Fibrous Dysplasia of the Spine-A Case Involving the Polyostotic Form Isolated to the Thoracolumbar Spine.

Fibrous dysplasia of the spine in a polyostotic form is very rare, with fewer than 36 cases discussed in the literature and there is no such case in Indonesia that has been reported. The aim of this report is to present a case from Indonesia of polyostotic fibrous dysplasia isolated in the spine. We report a case of a 38-year-old Sundanese man with a 1-year history of progressive back pain and weakness of both lower extremities. There was no history leading to infection and no previous trauma. A physical examination revealed kyphoscoliotic deformity, a café au lait spot, tenderness at the thoracolumbar region, and neurological deficits. Laboratory studies were within normal ranges. Plain radiographs showed lytic lesion and kyphoscoliosis. Magnetic resonance imaging showed an endosteal scalloping, infiltrative process, expansion, and destruction in the vertebral bodies from T2 to L5. The findings of an aggressive destructive process was highly suspicious of a malignant process, relying on differential diagnosis and metastases, plasma cell myeloma, bone tumor and chronic infectious spondylitis.
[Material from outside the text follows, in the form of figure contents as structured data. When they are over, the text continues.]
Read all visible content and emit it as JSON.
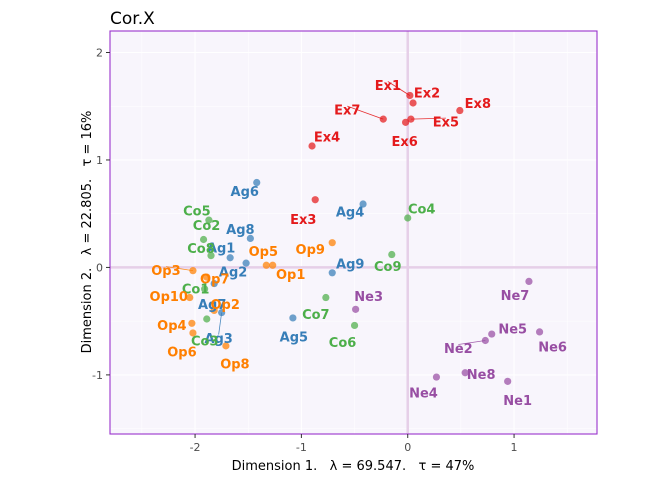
{
  "chart_data": {
    "type": "scatter",
    "title": "Cor.X",
    "xlabel": "Dimension 1.   λ = 69.547.   τ = 47%",
    "ylabel": "Dimension 2.   λ = 22.805.   τ = 16%",
    "xlim": [
      -2.8,
      1.78
    ],
    "ylim": [
      -1.55,
      2.2
    ],
    "xticks": [
      -2,
      -1,
      0,
      1
    ],
    "yticks": [
      -1,
      0,
      1,
      2
    ],
    "grid": true,
    "legend": "none",
    "colors": {
      "Ex": "#e41a1c",
      "Ag": "#377eb8",
      "Co": "#4daf4a",
      "Ne": "#984ea3",
      "Op": "#ff7f00",
      "frame": "#9932cc",
      "panel": "#f8f5fc",
      "zero_line": "#e6cfe8"
    },
    "series": [
      {
        "group": "Ex",
        "points": [
          {
            "label": "Ex1",
            "x": 0.02,
            "y": 1.6
          },
          {
            "label": "Ex2",
            "x": 0.05,
            "y": 1.53
          },
          {
            "label": "Ex7",
            "x": -0.23,
            "y": 1.38
          },
          {
            "label": "Ex5",
            "x": 0.03,
            "y": 1.38
          },
          {
            "label": "Ex8",
            "x": 0.49,
            "y": 1.46
          },
          {
            "label": "Ex6",
            "x": -0.02,
            "y": 1.35
          },
          {
            "label": "Ex4",
            "x": -0.9,
            "y": 1.13
          },
          {
            "label": "Ex3",
            "x": -0.87,
            "y": 0.63
          }
        ]
      },
      {
        "group": "Ag",
        "points": [
          {
            "label": "Ag6",
            "x": -1.42,
            "y": 0.79
          },
          {
            "label": "Ag4",
            "x": -0.42,
            "y": 0.59
          },
          {
            "label": "Ag8",
            "x": -1.48,
            "y": 0.27
          },
          {
            "label": "Ag1",
            "x": -1.67,
            "y": 0.09
          },
          {
            "label": "Ag2",
            "x": -1.52,
            "y": 0.04
          },
          {
            "label": "Ag9",
            "x": -0.71,
            "y": -0.05
          },
          {
            "label": "Ag7",
            "x": -1.82,
            "y": -0.15
          },
          {
            "label": "Ag3",
            "x": -1.75,
            "y": -0.42
          },
          {
            "label": "Ag5",
            "x": -1.08,
            "y": -0.47
          }
        ]
      },
      {
        "group": "Co",
        "points": [
          {
            "label": "Co5",
            "x": -1.87,
            "y": 0.44
          },
          {
            "label": "Co4",
            "x": 0.0,
            "y": 0.46
          },
          {
            "label": "Co2",
            "x": -1.92,
            "y": 0.26
          },
          {
            "label": "Co8",
            "x": -1.85,
            "y": 0.11
          },
          {
            "label": "Co9",
            "x": -0.15,
            "y": 0.12
          },
          {
            "label": "Co1",
            "x": -1.91,
            "y": -0.2
          },
          {
            "label": "Co7",
            "x": -0.77,
            "y": -0.28
          },
          {
            "label": "Co3",
            "x": -1.89,
            "y": -0.48
          },
          {
            "label": "Co6",
            "x": -0.5,
            "y": -0.54
          }
        ]
      },
      {
        "group": "Ne",
        "points": [
          {
            "label": "Ne3",
            "x": -0.49,
            "y": -0.39
          },
          {
            "label": "Ne7",
            "x": 1.14,
            "y": -0.13
          },
          {
            "label": "Ne5",
            "x": 0.79,
            "y": -0.62
          },
          {
            "label": "Ne6",
            "x": 1.24,
            "y": -0.6
          },
          {
            "label": "Ne2",
            "x": 0.73,
            "y": -0.68
          },
          {
            "label": "Ne8",
            "x": 0.54,
            "y": -0.98
          },
          {
            "label": "Ne4",
            "x": 0.27,
            "y": -1.02
          },
          {
            "label": "Ne1",
            "x": 0.94,
            "y": -1.06
          }
        ]
      },
      {
        "group": "Op",
        "points": [
          {
            "label": "Op9",
            "x": -0.71,
            "y": 0.23
          },
          {
            "label": "Op5",
            "x": -1.33,
            "y": 0.02
          },
          {
            "label": "Op3",
            "x": -2.02,
            "y": -0.03
          },
          {
            "label": "Op7",
            "x": -1.89,
            "y": -0.09
          },
          {
            "label": "Op1",
            "x": -1.27,
            "y": 0.02
          },
          {
            "label": "Op10",
            "x": -2.05,
            "y": -0.28
          },
          {
            "label": "Op2",
            "x": -1.82,
            "y": -0.4
          },
          {
            "label": "Op4",
            "x": -2.03,
            "y": -0.52
          },
          {
            "label": "Op6",
            "x": -2.02,
            "y": -0.61
          },
          {
            "label": "Op8",
            "x": -1.71,
            "y": -0.73
          }
        ]
      }
    ]
  }
}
Histology revealed an irregularly oriented osteoid without osteoblastic rimming but surrounded by fibroblastic proliferation with a C-shaped sign. Investigations revealed a diagnosis of polyostotic fibrous dysplasia of the thoracolumbar spine in isolation. The patient underwent T5-S1 stabilization and bone grafting. At 1 year postoperative, the patient was asymptomatic; there was no recurrence and minimal neurological deficit with grade II on the modified McCormick scale. A case of the polyostotic form of fibrous dysplasia of the spine in isolation has never been reported in Indonesia. The extreme rarity of this type of presentation can pose a diagnostic dilemma, and in cases isolated to the spine, surgical treatment with posterior stabilization, decompression, and bone grafting gives a good functional outcome.